As the authors write, “Among those partnerships with a strong focus on improving care delivery, most acknowledge the importance of addressing nonclinical factors that influence health, such as safe and affordable housing, but have yet to expand their own strategies to do so. Few partnerships,” they state, “are engaging with others in ways that ensure more balanced portfolios within their regions. It is relatively common for groups to connect health and education, for example, through a focus on early childhood development and broader concepts of lifelong health. However, relatively few have working relationships with leaders in economic development, housing, the built environment, or regional planning—all of which are important avenues for improving health and well-being.”
What’s more, the researchers note, “[L]eaders are not taking the risks necessary to broaden strategies. We found that many partnerships earned their authority by playing neutral roles when convening and educating stakeholders, coordinating needs assessments, or tracking performance. They believe that their neutrality creates safe spaces where stakeholders with vested interests can work together, and they vigorously safeguard that neutrality.” Further, the partnerships “tend to prioritize group harmony over the difficult conversations that are required—and inevitable—when competing parties entertain strategies that will upset the status quo. Many partnership conveners are reluctant to expose competing interests, and they sometimes assume, naively, that leaders will do so themselves when gathered together.” Among those competing interests? Market competition among hospitals and health systems.

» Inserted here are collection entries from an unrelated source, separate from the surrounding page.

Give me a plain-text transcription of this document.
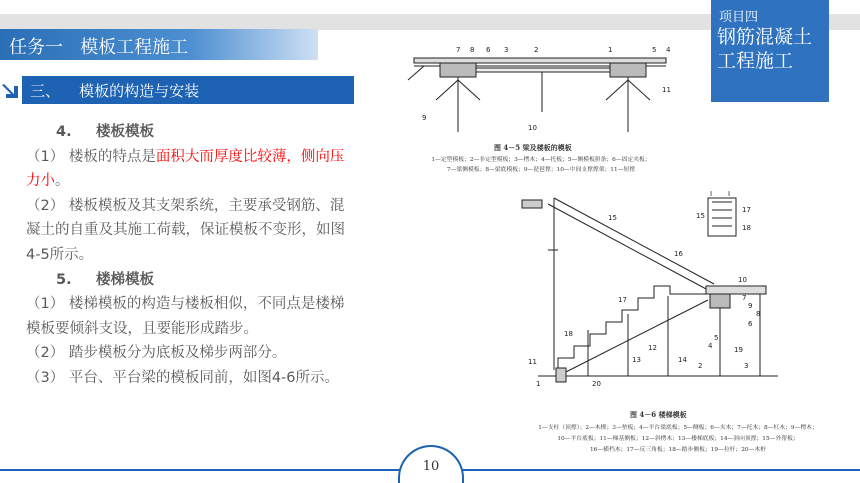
任务一   模板工程施工
项目四
钢筋混凝土工程施工
三、    模板的构造与安装

4. 楼板模板

（1） 楼板的特点是面积大而厚度比较薄，侧向压力小。

（2） 楼板模板及其支架系统，主要承受钢筋、混凝土的自重及其施工荷载，保证模板不变形，如图4-5所示。

5. 楼梯模板

（1） 楼梯模板的构造与楼板相似，不同点是楼梯模板要倾斜支设，且要能形成踏步。

（2） 踏步模板分为底板及梯步两部分。

（3） 平台、平台梁的模板同前，如图4-6所示。

7 8 6 3	2	1	5 4
9
10
11
图 4－5 梁及楼板的模板
1—定型模板；2—非定型模板；3—楞木；4—托板；5—侧模板拼条；6—固定夹板；
7—梁侧模板；8—梁底模板；9—琵琶撑；10—中间支撑撑架；11—短撑
15
16
17
18
10
7
9
8
6
5
12
13	14
19
2	3
4
11
20
1
I I
15
17
18
图 4－6 楼梯模板
1—支柱（顶撑）；2—木楔；3—垫板；4—平台梁底板；5—侧板；6—夹木；7—托木；8—杠木；9—楞木；
10—平台底板；11—梯基侧板；12—斜楞木；13—楼梯底板；14—斜向顶撑；15—外帮板；
16—横档木；17—反三角板；18—踏步侧板；19—拉杆；20—木桩
10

All of this should be of great interest to the leaders of patient care organizations now moving into collaborative partnerships with health plans, community health entities, and public health agencies. Inevitably, as providers expand their horizons and push into new territory, they will face new and expanded challenges.
Clearly, based on this research and analysis, provider leaders attempting to collaborate with other organizations will need to work out broad process governance and data governance issues, and will need to rethink what it means to share information, and how to do so.

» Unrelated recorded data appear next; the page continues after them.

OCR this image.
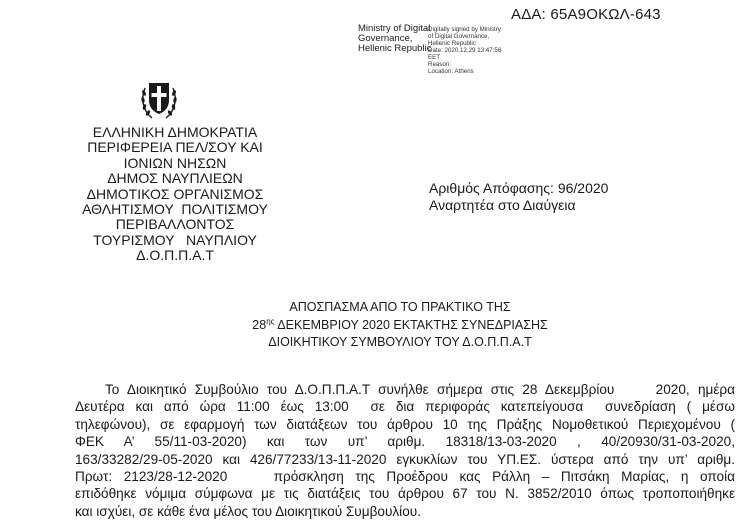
ΑΔΑ: 65Α9ΟΚΩΛ-643
Ministry of Digital
Governance,
Hellenic Republic
Digitally signed by Ministry
of Digital Governance,
Hellenic Republic
Date: 2020.12.29 13:47:56
EET
Reason:
Location: Athens
ΕΛΛΗΝΙΚΗ ΔΗΜΟΚΡΑΤΙΑ
ΠΕΡΙΦΕΡΕΙΑ ΠΕΛ/ΣΟΥ ΚΑΙ
ΙΟΝΙΩΝ ΝΗΣΩΝ
ΔΗΜΟΣ ΝΑΥΠΛΙΕΩΝ
ΔΗΜΟΤΙΚΟΣ ΟΡΓΑΝΙΣΜΟΣ
ΑΘΛΗΤΙΣΜΟΥ  ΠΟΛΙΤΙΣΜΟΥ
ΠΕΡΙΒΑΛΛΟΝΤΟΣ
ΤΟΥΡΙΣΜΟΥ   ΝΑΥΠΛΙΟΥ
Δ.Ο.Π.Π.Α.Τ
Αριθμός Απόφασης: 96/2020
Αναρτητέα στο Διαύγεια
ΑΠΟΣΠΑΣΜΑ ΑΠΟ ΤΟ ΠΡΑΚΤΙΚΟ ΤΗΣ
$28^{\eta\varsigma}$ ΔΕΚΕΜΒΡΙΟΥ 2020 ΕΚΤΑΚΤΗΣ ΣΥΝΕΔΡΙΑΣΗΣ
ΔΙΟΙΚΗΤΙΚΟΥ ΣΥΜΒΟΥΛΙΟΥ ΤΟΥ Δ.Ο.Π.Π.Α.Τ
Το Διοικητικό Συμβούλιο του Δ.Ο.Π.Π.Α.Τ συνήλθε σήμερα στις 28 Δεκεμβρίου     2020, ημέρα
Δευτέρα και από ώρα 11:00 έως 13:00  σε δια περιφοράς κατεπείγουσα  συνεδρίαση ( μέσω
τηλεφώνου), σε εφαρμογή των διατάξεων του άρθρου 10 της Πράξης Νομοθετικού Περιεχομένου (
ΦΕΚ Α’ 55/11-03-2020) και των υπ’ αριθμ. 18318/13-03-2020 , 40/20930/31-03-2020,
163/33282/29-05-2020 και 426/77233/13-11-2020 εγκυκλίων του ΥΠ.ΕΣ. ύστερα από την υπ’ αριθμ.
Πρωτ: 2123/28-12-2020    πρόσκληση της Προέδρου κας Ράλλη – Πιτσάκη Μαρίας, η οποία
επιδόθηκε νόμιμα σύμφωνα με τις διατάξεις του άρθρου 67 του Ν. 3852/2010 όπως τροποποιήθηκε
και ισχύει, σε κάθε ένα μέλος του Διοικητικού Συμβουλίου.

And ultimately, provider leaders are going to need to start planning for all of this now. It’s a daunting prospect, of course; but it’s also a prospect that the leaders of hospitals, medical groups, and health systems, should welcome, as they expand outwards towards true community-wide health improvement work.
Not surprisingly, healthcare IT leaders will be in the thick of all of this, as they have been all along. What will be exceptionally important for CIOs, CMIOs, CNIOs, CTOs, and others, will be to think broadly and strategically about where their efforts are headed. And yes, much of this will inevitably seem rather amorphous right now; but it must be considered, even as a broad-horizon set of issues.
And, even with the challenges that these researchers have uncovered and analyzed, there is immense potential in community-wide health improvement initiatives. Are broad, heterogeneous coalitions and alliances messy and complicated? They absolutely are. But they also contain within them the seeds of great advances in the health of entire communities. So the next few years will be fascinating in this regard. And yes, once again, healthcare IT leaders will be right in the middle of all of this—so yes, now is a good time to start thinking very broadly about these horizon issues—because they will emerge—and will be additional to-do-list items for healthcare IT leaders to manage and master.
Welcome to the future of healthcare.